Once a host is shut off, or CFEngine is uninstalled, you should remove it from Mission Portal. This has 2 benefits:

  • Report collection will no longer count it as consuming a license.
  • You won't see its data or get alerts for it in Mission Portal.

Removing a host from the hub / Mission Portal does not uninstall or stop CFEngine on that host. Before removing hosts, please ensure that they are either completely gone (VM destroyed) or definitely not running CFEngine. If the host is still running CFEngine, or there is another host running with the same CFEngine ID, it could reappear in Mission Portal, or cause other problems in reporting.

Hosts can be removed via API or UI, the outcome is the same:

  • The host is deleted from all tables/views in PostgreSQL, including hosts, inventory, etc.
    • There may still be references to the host in reporting data from other hosts.
  • The host is deleted from cf_lastseen.lmdb the database used for discovering hosts for report collection.
  • The hosts cryptographic key is removed from the ppkeys directory.

Please note that:

  • Users with admin role can delete hosts without reporting data (which don't show up in Mission Portal).
  • Host deletion is a scheduled operation, the cf-hub process will pick up the deletion request later.
    • This is because of security concerns, the Apache user does not have direct access to the necessary files.
    • It may take a few minutes before the host disappears from all the places listed above.
  • For these reasons the HTTP response code is normally 202 Accepted.
    • At the time of the API response, it is not possible to know whether the host exists in all the places mentioned above.

Host removal through Mission Portal UI

Single hosts can be removed by visiting the host info page, and clicking the trash can next to the host identifier (header):

Remove host

Host removal through Enterprise API

If you decommission hosts regularly, it can be cumbersome to use the UI for every host.

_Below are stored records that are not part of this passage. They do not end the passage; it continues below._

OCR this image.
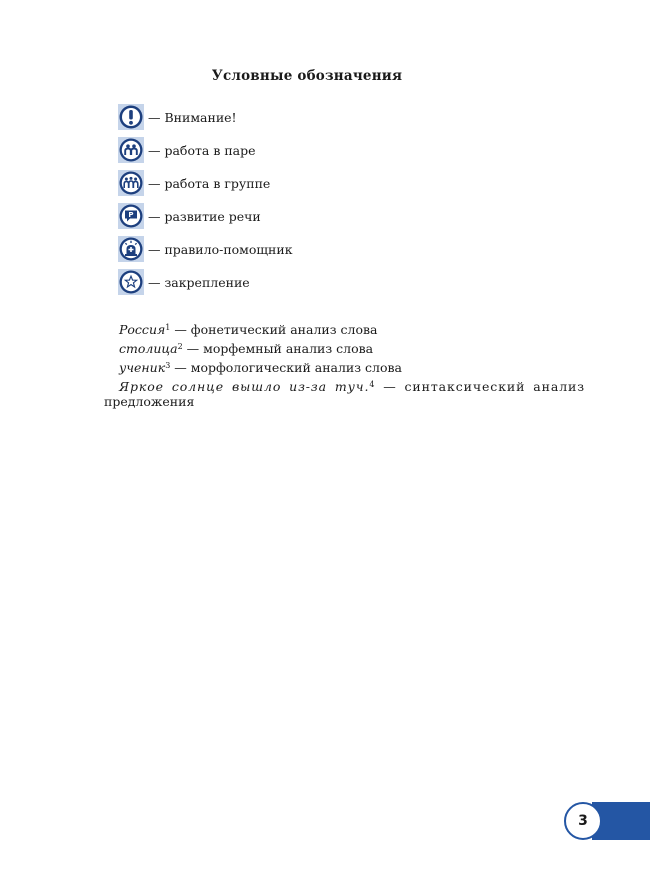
Условные обозначения
— Внимание!
— работа в паре
— работа в группе
Р — развитие речи
— правило-помощник
— закрепление
Россия$^1$ — фонетический анализ слова
столица$^2$ — морфемный анализ слова
ученик$^3$ — морфологический анализ слова
Яркое солнце вышло из-за туч.$^4$ — синтаксический анализ
предложения
3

Decommissioning can be done via API, for example using curl:

curl --user admin:admin http://127.0.0.1/api/host/cf-key -r SHA=92eff6add6e8add0bb51f1af52d8f56ed69b56ccdca27509952ae07fe5b2997b -X DELETE

It is a good idea to add this to decommissioning procedure, or automated decommissioning scripts. (Replace 127.0.0.1 with the IP or hostname of your Mission Portal instance).

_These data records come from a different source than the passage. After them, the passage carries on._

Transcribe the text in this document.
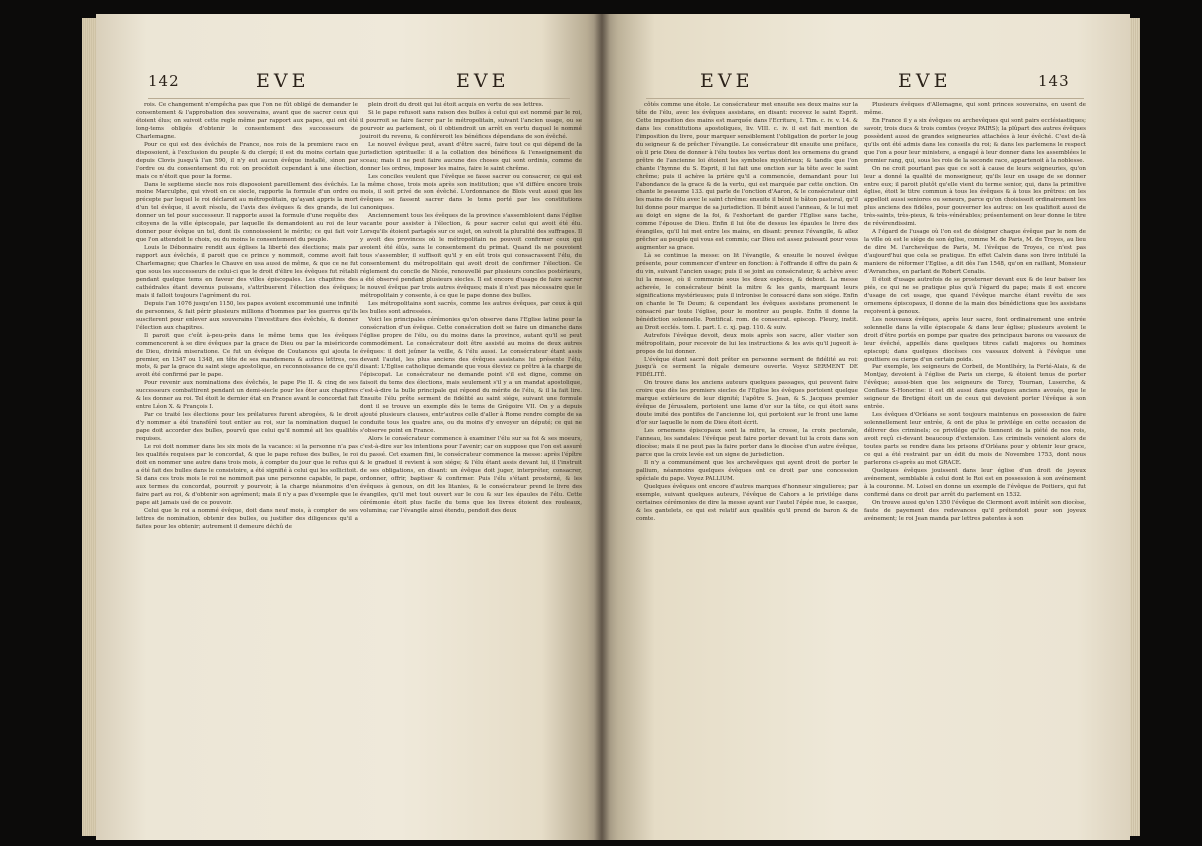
142	EVE	EVE

rois. Ce changement n'empêcha pas que l'on ne fût obligé de demander le consentement & l'approbation des souverains, avant que de sacrer ceux qui étoient élus; on suivoit cette regle même par rapport aux papes, qui ont été long-tems obligés d'obtenir le consentement des successeurs de Charlemagne.

Pour ce qui est des évêchés de France, nos rois de la premiere race en disposoient, à l'exclusion du peuple & du clergé; il est du moins certain que depuis Clovis jusqu'à l'an 590, il n'y eut aucun évêque installé, sinon par l'ordre ou du consentement du roi: on procédoit cependant à une élection, mais ce n'étoit que pour la forme.

Dans le septieme siecle nos rois disposoient pareillement des évêchés. Le moine Marculphe, qui vivoit en ce siecle, rapporte la formule d'un ordre ou précepte par lequel le roi déclaroit au métropolitain, qu'ayant appris la mort d'un tel évêque, il avoit résolu, de l'avis des évêques & des grands, de lui donner un tel pour successeur. Il rapporte aussi la formule d'une requête des citoyens de la ville épiscopale, par laquelle ils demandoient au roi de leur donner pour évêque un tel, dont ils connoissoient le mérite; ce qui fait voir que l'on attendoit le choix, ou du moins le consentement du peuple.

Louis le Débonnaire rendit aux églises la liberté des élections; mais par rapport aux évêchés, il paroit que ce prince y nommoit, comme avoit fait Charlemagne; que Charles le Chauve en usa aussi de même, & que ce ne fut que sous les successeurs de celui-ci que le droit d'élire les évêques fut rétabli pendant quelque tems en faveur des villes épiscopales. Les chapitres des cathédrales étant devenus puissans, s'attribuerent l'élection des évêques; mais il falloit toujours l'agrément du roi.

Depuis l'an 1076 jusqu'en 1150, les papes avoient excommunié une infinité de personnes, & fait périr plusieurs millions d'hommes par les guerres qu'ils susciterent pour enlever aux souverains l'investiture des évêchés, & donner l'élection aux chapitres.

Il paroit que c'eût à-peu-près dans le même tems que les évêques commencerent à se dire évêques par la grace de Dieu ou par la miséricorde de Dieu, divinâ miseratione. Ce fut un évêque de Coutances qui ajouta le premier, en 1347 ou 1348, en tête de ses mandemens & autres lettres, ces mots, & par la grace du saint siege apostolique, en reconnoissance de ce qu'il avoit été confirmé par le pape.

Pour revenir aux nominations des évêchés, le pape Pie II. & cinq de ses successeurs combattirent pendant un demi-siecle pour les ôter aux chapitres & les donner au roi. Tel étoit le dernier état en France avant le concordat fait entre Léon X. & François I.

Par ce traité les élections pour les prélatures furent abrogées, & le droit d'y nommer a été transféré tout entier au roi, sur la nomination duquel le pape doit accorder des bulles, pourvû que celui qu'il nommé ait les qualités requises.

Le roi doit nommer dans les six mois de la vacance: si la personne n'a pas les qualités requises par le concordat, & que le pape refuse des bulles, le roi doit en nommer une autre dans trois mois, à compter du jour que le refus qui a été fait des bulles dans le consistoire, a été signifié à celui qui les sollicitoit. Si dans ces trois mois le roi ne nommoit pas une personne capable, le pape, aux termes du concordat, pourroit y pourvoir, à la charge néanmoins d'en faire part au roi, & d'obtenir son agrément; mais il n'y a pas d'exemple que le pape ait jamais usé de ce pouvoir.

Celui que le roi a nommé évêque, doit dans neuf mois, à compter de ses lettres de nomination, obtenir des bulles, ou justifier des diligences qu'il a faites pour les obtenir; autrement il demeure déchû de

plein droit du droit qui lui étoit acquis en vertu de ses lettres.

Si le pape refusoit sans raison des bulles à celui qui est nommé par le roi, il pourroit se faire facrer par le métropolitain, suivant l'ancien usage, ou se pourvoir au parlement, où il obtiendroit un arrêt en vertu duquel le nommé jouiroit du revenu, & conféreroit les bénéfices dépendans de son évêché.

Le nouvel évêque peut, avant d'être sacré, faire tout ce qui dépend de la jurisdiction spirituelle: il a la collation des bénéfices & l'enseignement du sceau; mais il ne peut faire aucune des choses qui sont ordinis, comme de donner les ordres, imposer les mains, faire le saint chrême.

Les conciles veulent que l'évêque se fasse sacrer ou consacrer, ce qui est la même chose, trois mois après son institution; que s'il différe encore trois mois, il soit privé de son évêché. L'ordonnance de Blois veut aussi que les évêques se fassent sacrer dans le tems porté par les constitutions canoniques.

Anciennement tous les évêques de la province s'assembloient dans l'église vacante pour assister à l'élection, & pour sacrer celui qui avoit été élu. Lorsqu'ils étoient partagés sur ce sujet, on suivoit la pluralité des suffrages. Il y avoit des provinces où le métropolitain ne pouvoit confirmer ceux qui avoient été élûs, sans le consentement du primat. Quand ils ne pouvoient tous s'assembler, il suffisoit qu'il y en eût trois qui consacrassent l'élu, du consentement du métropolitain qui avoit droit de confirmer l'élection. Ce réglement du concile de Nicée, renouvellé par plusieurs conciles postérieurs, a été observé pendant plusieurs siecles. Il est encore d'usage de faire sacrer le nouvel évêque par trois autres évêques; mais il n'est pas nécessaire que le métropolitain y consente, à ce que le pape donne des bulles.

Les métropolitains sont sacrés, comme les autres évêques, par ceux à qui les bulles sont adressées.

Voici les principales cérémonies qu'on observe dans l'Eglise latine pour la consécration d'un évêque. Cette consécration doit se faire un dimanche dans l'église propre de l'élu, ou du moins dans la province, autant qu'il se peut commodément. Le consécrateur doit être assisté au moins de deux autres évêques: il doit jeûner la veille, & l'élu aussi. Le consécrateur étant assis devant l'autel, les plus anciens des évêques assistans lui présente l'élu, disant: L'Eglise catholique demande que vous éleviez ce prêtre à la charge de l'épiscopat. Le consécrateur ne demande point s'il est digne, comme on faisoit du tems des élections, mais seulement s'il y a un mandat apostolique, c'est-à-dire la bulle principale qui répond du mérite de l'élu, & il la fait lire. Ensuite l'élu prête serment de fidélité au saint siége, suivant une formule dont il se trouve un exemple dès le tems de Grégoire VII. On y a depuis ajouté plusieurs clauses, entr'autres celle d'aller à Rome rendre compte de sa conduite tous les quatre ans, ou du moins d'y envoyer un député; ce qui ne s'observe point en France.

Alors le consécrateur commence à examiner l'élu sur sa foi & ses moeurs, c'est-à-dire sur les intentions pour l'avenir; car on suppose que l'on est assuré du passé. Cet examen fini, le consécrateur commence la messe: après l'épître & le graduel il revient à son siége; & l'élu étant assis devant lui, il l'instruit de ses obligations, en disant: un évêque doit juger, interpréter, consacrer, ordonner, offrir, baptiser & confirmer. Puis l'élu s'étant prosterné, & les évêques à genoux, on dit les litanies, & le consécrateur prend le livre des évangiles, qu'il met tout ouvert sur le cou & sur les épaules de l'élu. Cette cérémonie étoit plus facile du tems que les livres étoient des rouleaux, volumina; car l'évangile ainsi étendu, pendoit des deux

EVE	EVE	143

côtés comme une étole. Le consécrateur met ensuite ses deux mains sur la tête de l'élu, avec les évêques assistans, en disant: recevez le saint Esprit. Cette imposition des mains est marquée dans l'Ecriture, I. Tim. c. iv. v. 14. & dans les constitutions apostoliques, liv. VIII. c. iv. il est fait mention de l'imposition du livre, pour marquer sensiblement l'obligation de porter le joug du seigneur & de prêcher l'évangile. Le consécrateur dit ensuite une préface, où il prie Dieu de donner à l'élu toutes les vertus dont les ornemens du grand prêtre de l'ancienne loi étoient les symboles mystérieux; & tandis que l'on chante l'hymne du S. Esprit, il lui fait une onction sur la tête avec le saint chrême; puis il achève la prière qu'il a commencée, demandant pour lui l'abondance de la grace & de la vertu, qui est marquée par cette onction. On chante le pseaume 133. qui parle de l'onction d'Aaron, & le consécrateur oint les mains de l'élu avec le saint chrême: ensuite il bénit le bâton pastoral, qu'il lui donne pour marque de sa jurisdiction. Il bénit aussi l'anneau, & le lui met au doigt en signe de la foi, & l'exhortant de garder l'Eglise sans tache, comme l'épouse de Dieu. Enfin il lui ôte de dessus les épaules le livre des évangiles, qu'il lui met entre les mains, en disant: prenez l'évangile, & allez prêcher au peuple qui vous est commis; car Dieu est assez puissant pour vous augmenter sa grace.

Là se continue la messe: on lit l'évangile, & ensuite le nouvel évêque présente, pour commencer d'entrer en fonction: à l'offrande il offre du pain & du vin, suivant l'ancien usage; puis il se joint au consécrateur, & achève avec lui la messe, où il communie sous les deux espèces, & debout. La messe achevée, le consécrateur bénit la mitre & les gants, marquant leurs significations mystérieuses; puis il intronise le consacré dans son siége. Enfin on chante le Te Deum; & cependant les évêques assistans promenent le consacré par toute l'église, pour le montrer au peuple. Enfin il donne la bénédiction solennelle. Pontifical. rom. de consecrat. episcop. Fleury, instit. au Droit ecclés. tom. I. part. I. c. xj. pag. 110. & suiv.

Autrefois l'évêque devoit, deux mois après son sacre, aller visiter son métropolitain, pour recevoir de lui les instructions & les avis qu'il jugeoit à-propos de lui donner.

L'évêque étant sacré doit prêter en personne serment de fidélité au roi: jusqu'à ce serment la régale demeure ouverte. Voyez SERMENT DE FIDÉLITÉ.

On trouve dans les anciens auteurs quelques passages, qui peuvent faire croire que dès les premiers siecles de l'Eglise les évêques portoient quelque marque extérieure de leur dignité; l'apôtre S. Jean, & S. Jacques premier évêque de Jérusalem, portoient une lame d'or sur la tête, ce qui étoit sans doute imité des pontifes de l'ancienne loi, qui portoient sur le front une lame d'or sur laquelle le nom de Dieu étoit écrit.

Les ornemens épiscopaux sont la mitre, la crosse, la croix pectorale, l'anneau, les sandales: l'évêque peut faire porter devant lui la croix dans son diocèse; mais il ne peut pas la faire porter dans le diocèse d'un autre évêque, parce que la croix levée est un signe de jurisdiction.

Il n'y a communément que les archevêques qui ayent droit de porter le pallium, néanmoins quelques évêques ont ce droit par une concession spéciale du pape. Voyez PALLIUM.

Quelques évêques ont encore d'autres marques d'honneur singulieres; par exemple, suivant quelques auteurs, l'évêque de Cahors a le privilége dans certaines cérémonies de dire la messe ayant sur l'autel l'épée nue, le casque, & les gantelets, ce qui est relatif aux qualités qu'il prend de baron & de comte.

Plusieurs évêques d'Allemagne, qui sont princes souverains, en usent de même.

En France il y a six évêques ou archevêques qui sont pairs ecclésiastiques; savoir, trois ducs & trois comtes (voyez PAIRS); la plûpart des autres évêques possèdent aussi de grandes seigneuries attachées à leur évêché. C'est de-là qu'ils ont été admis dans les conseils du roi; & dans les parlemens le respect que l'on a pour leur ministere, a engagé à leur donner dans les assemblées le premier rang, qui, sous les rois de la seconde race, appartenoit à la noblesse.

On ne croit pourtant pas que ce soit à cause de leurs seigneuries, qu'on leur a donné la qualité de monseigneur, qu'ils leur en usage de se donner entre eux; il paroit plutôt qu'elle vient du terme senior, qui, dans la primitive église, étoit le titre commun à tous les évêques & à tous les prêtres: on les appelloit aussi seniores ou seneurs, parce qu'on choisissoit ordinairement les plus anciens des fidéles, pour gouverner les autres: on les qualifioit aussi de très-saints, très-pieux, & très-vénérables; présentement on leur donne le titre de révérendissimi.

A l'égard de l'usage où l'on est de désigner chaque évêque par le nom de la ville où est le siége de son église, comme M. de Paris, M. de Troyes, au lieu de dire M. l'archevêque de Paris, M. l'évêque de Troyes, ce n'est pas d'aujourd'hui que cela se pratique. En effet Calvin dans son livre intitulé la maniere de réformer l'Eglise, a dit dès l'an 1548, qu'on en raillant, Monsieur d'Avranches, en parlant de Robert Cenalis.

Il étoit d'usage autrefois de se prosterner devant eux & de leur baiser les piés, ce qui ne se pratique plus qu'à l'égard du pape; mais il est encore d'usage de cet usage, que quand l'évêque marche étant revêtu de ses ornemens épiscopaux, il donne de la main des bénédictions que les assistans reçoivent à genoux.

Les nouveaux évêques, après leur sacre, font ordinairement une entrée solennelle dans la ville épiscopale & dans leur église; plusieurs avoient le droit d'être portés en pompe par quatre des principaux barons ou vassaux de leur évêché, appellés dans quelques titres cafati majores ou homines episcopi; dans quelques diocèses ces vassaux doivent à l'évêque une gouttiere ou cierge d'un certain poids.

Par exemple, les seigneurs de Corbeil, de Montlhéry, la Ferté-Alais, & de Montjay, devoient à l'église de Paris un cierge, & étoient tenus de porter l'évêque; aussi-bien que les seigneurs de Torcy, Tournan, Luserche, & Conflans S-Honorine: il est dit aussi dans quelques anciens avoués, que le seigneur de Bretigni étoit un de ceux qui devoient porter l'évêque à son entrée.

Les évêques d'Orléans se sont toujours maintenus en possession de faire solennellement leur entrée, & ont de plus le privilége en cette occasion de délivrer des criminels; ce privilége qu'ils tiennent de la piété de nos rois, avoit reçû ci-devant beaucoup d'extension. Les criminels venoient alors de toutes parts se rendre dans les prisons d'Orléans pour y obtenir leur grace, ce qui a été restraint par un édit du mois de Novembre 1753, dont nous parlerons ci-après au mot GRACE.

Quelques évêques jouissent dans leur église d'un droit de joyeux avénement, semblable à celui dont le Roi est en possession à son avénement à la couronne. M. Loisel en donne un exemple de l'évêque de Poitiers, qui fut confirmé dans ce droit par arrêt du parlement en 1532.

On trouve aussi qu'en 1350 l'évêque de Clermont avoit intérêt son diocèse, faute de payement des redevances qu'il prétendoit pour son joyeux avénement; le roi Jean manda par lettres patentes à son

Host removal using cf-key CLI

This method is generally not recommended on the CFEngine Enterprise Hub, as it does not remove hosts from the PostgreSQL database.

The cf-key binary allows you to delete hosts from the cf_lastseen.lmdb database and ppkeys:

cf-key -r SHA=92eff6add6e8add0bb51f1af52d8f56ed69b56ccdca27509952ae07fe5b2997b

If there are coherency problems with your cf_lastseen.lmdb database, this will prevent you from removing keys. You are advised to review the output and try to understand why the problems are occurring. Optionally, you can force the removal of a key, using --force-removal in the cf-key command.